The Haka is a traditional ancestral war cry, dance and challenge from the Maori people of New Zealand. Recently, however, the Haka dance has made its way to football teams across the country as an intimidation tactic and a stamp of pride among teams and teammates.
The New Zealand rugby club was one of the original teams to introduce the Haka dance to sports. Now, Texas State looks to be next on the list that includes the University of Hawaii, BYU and locally, Trinity University in San Antonio. Bobcats are intimidating the opponent with one of the most exciting cultural dances in history – count me in.
At the spring game last Saturday, the Maroon squad began doing the Haka to the surprise of everyone in the stands and even their fellow teammates-turned-opponents. It was certainly a cool thing to see, especially since Bobcat football really hasn’t fired anyone up in the last few years with wins.
Defensive lineman Kamu Taulelei, who is from Fagatogo, American Samoa (just north of New Zealand) offered up the idea of the Haka dance at Texas State to the Maroon team and said he felt “humbled how everyone respects it. They wanted to learn it but wanted to learn it the right way.”
Coach Franchione and Taulelei will introduce it to the whole team later this off-season to get all the Bobcats involved and educate the team on the dance.

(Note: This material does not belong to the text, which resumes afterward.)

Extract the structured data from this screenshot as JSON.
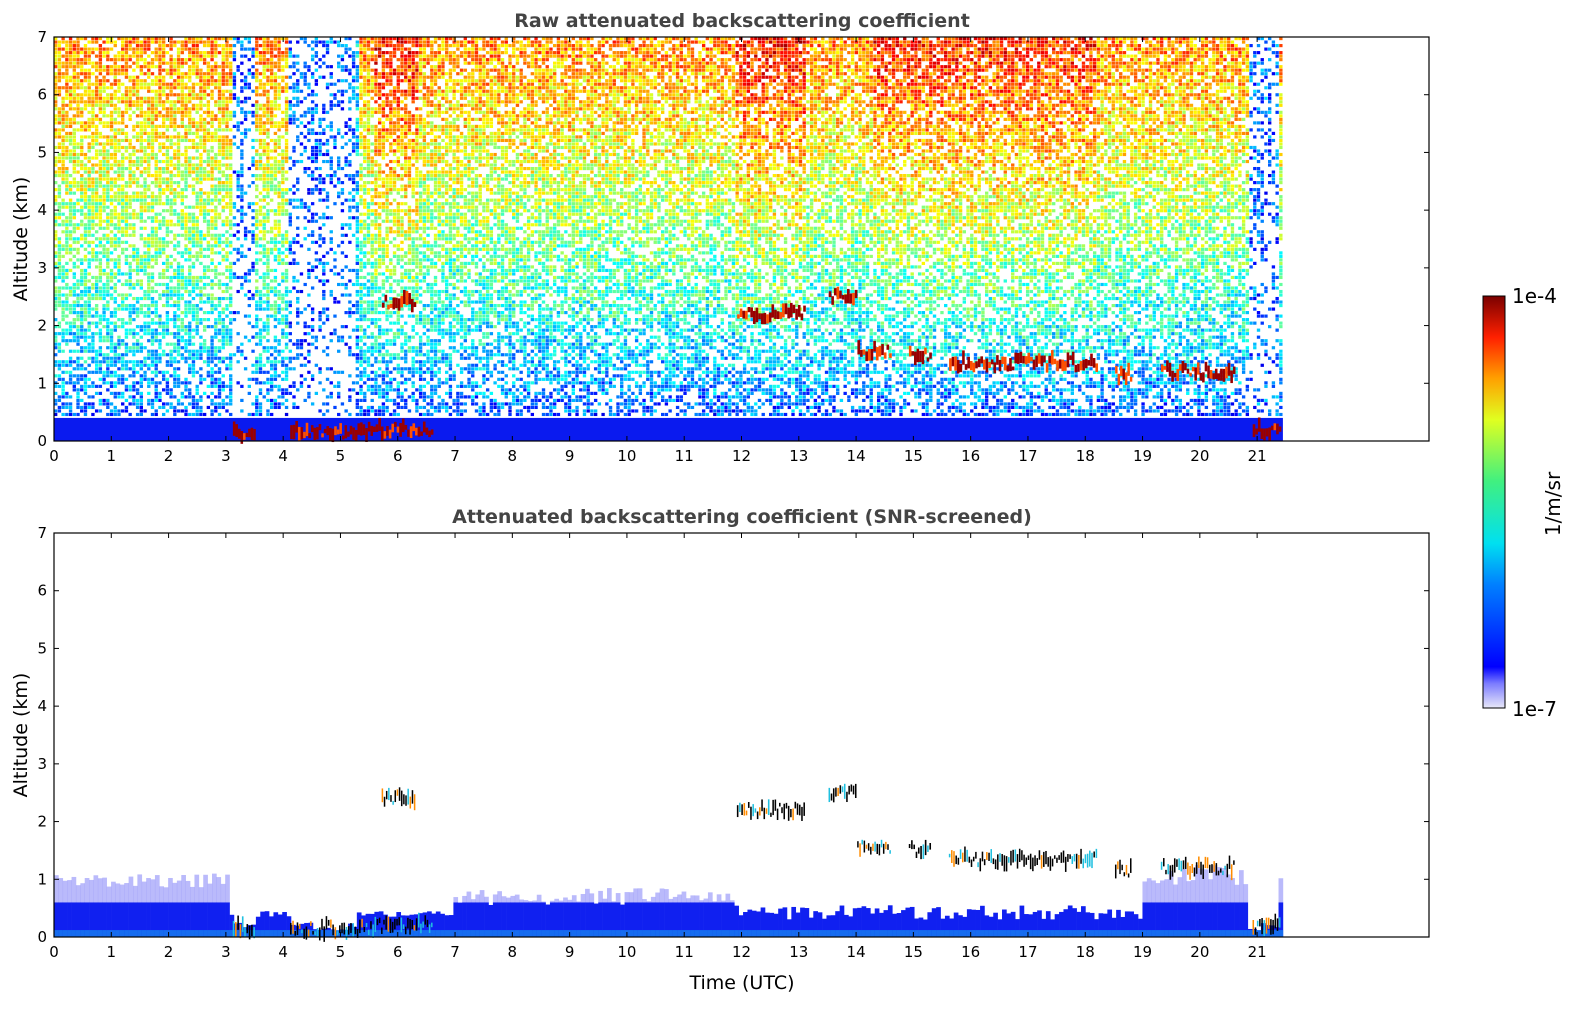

If the Haka dance doesn’t ring a bell, just type in Haka dance into YouTube. It certainly is something that needs to be seen and has a way of firing up even the dullest of individuals.
If the Bobcats are going to do the Haka dance this year and beyond it is only a matter of time before people demand, and rightfully should, for Franchione to get out on the field and do it with the team. I really need to make a bet with him to get that to happen for everybody. Franchione, however, at least for the time being, doesn’t feel like he can contribute much.
“I’m not very good at, personally,” Franchione said. “I don’t have to play in the war, I just have to manage it. I don’t know if that would do much for anybody.”
Fran’s dancing may not do much for intimidation. He has his own ways of doing that. But for everyone watching, it would bring joy to an entire city, a “must shake your hand for your contribution” type of moment.
But seriously, the Haka Dance is phenomenal and a great way not only to fire up the team and intimidate opponents but to energize the crowd and keep new Bobcat fans coming back. Hey, that’s a great way to get rid of the first-half tailgaters too, who slouch into Bobcat Stadium in the third quarter and leave ten minutes later. It’s win-win.
Being in favor of this is like being in in favor of getting a $20 bill just for being awesome. The Haka deserves a place here at Texas State and should be cheered in San Marcos. Watch out Texas Tech, the Bobcats are coming for you. Not on our turf – a clear message that will ring in the ears of the Red Raiders at least for the pregame.
The Haka is the next tradition to come with Texas State football. I’m fired up already.